Tutto è iniziato l’altra mattina, quando il trentenne, in evidente stato di alterazione, ha preso di mira un cassonetto dei rifiuti, colpendolo ripetutamente a calci fino a farlo cadere a terra. La scena è stata notata da una operatrice ecologica, che lo ha richiamato invitandolo a rimettere il contenitore nella posizione corretta.

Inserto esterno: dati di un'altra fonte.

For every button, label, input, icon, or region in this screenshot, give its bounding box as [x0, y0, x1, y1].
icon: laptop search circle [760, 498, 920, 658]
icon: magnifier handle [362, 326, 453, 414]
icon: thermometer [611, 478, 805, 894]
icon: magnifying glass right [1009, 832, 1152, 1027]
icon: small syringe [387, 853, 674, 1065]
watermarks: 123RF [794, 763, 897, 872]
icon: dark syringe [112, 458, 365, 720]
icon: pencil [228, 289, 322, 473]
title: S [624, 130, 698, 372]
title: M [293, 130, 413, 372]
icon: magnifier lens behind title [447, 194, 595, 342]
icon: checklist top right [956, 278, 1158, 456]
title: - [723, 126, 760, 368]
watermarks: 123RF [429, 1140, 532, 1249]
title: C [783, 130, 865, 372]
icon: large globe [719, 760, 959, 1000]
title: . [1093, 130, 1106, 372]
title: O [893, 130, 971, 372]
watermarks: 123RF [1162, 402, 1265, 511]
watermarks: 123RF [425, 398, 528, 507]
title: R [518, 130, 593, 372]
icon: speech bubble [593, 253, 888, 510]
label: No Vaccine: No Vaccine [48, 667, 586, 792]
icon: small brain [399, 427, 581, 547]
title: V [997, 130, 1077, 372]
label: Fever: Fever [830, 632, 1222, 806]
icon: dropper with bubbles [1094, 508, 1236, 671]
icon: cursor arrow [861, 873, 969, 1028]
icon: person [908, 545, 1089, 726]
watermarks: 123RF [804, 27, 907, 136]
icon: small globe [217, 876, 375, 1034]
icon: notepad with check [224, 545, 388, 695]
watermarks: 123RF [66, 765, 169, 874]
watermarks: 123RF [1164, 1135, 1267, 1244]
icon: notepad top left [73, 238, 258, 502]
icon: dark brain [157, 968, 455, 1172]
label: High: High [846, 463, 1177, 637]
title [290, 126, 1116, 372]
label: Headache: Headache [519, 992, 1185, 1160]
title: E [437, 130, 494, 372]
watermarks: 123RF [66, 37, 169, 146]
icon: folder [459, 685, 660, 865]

Il rimprovero ha però provocato la reazione dell’uomo, che si è scagliato contro la donna colpendola al volto con un pugno. L’operatrice, rimasta ferita, ha dovuto fare ricorso alle cure dei sanitari in ospedale. Non contento, il trentenne ha poi preso la borsa della donna, lasciata sul mezzo di servizio, e si è allontanato.

Le richieste di aiuto dell’operatrice hanno attirato l’attenzione di una pattuglia della polizia locale. Gli agenti sono intervenuti rapidamente e hanno individuato e bloccato l’aggressore mentre cercava di allontanarsi.

Condotto al comando per essere identificato, l’uomo ha continuato a mantenere un comportamento aggressivo. Durante la permanenza negli uffici, avrebbe colpito con un pugno anche uno degli agenti che lo stava assistendo e gli stava porgendo dell’acqua.

A quel punto, per il trentenne sono scattate le manette. Dopo gli ulteriori accertamenti, è stato trasferito in carcere.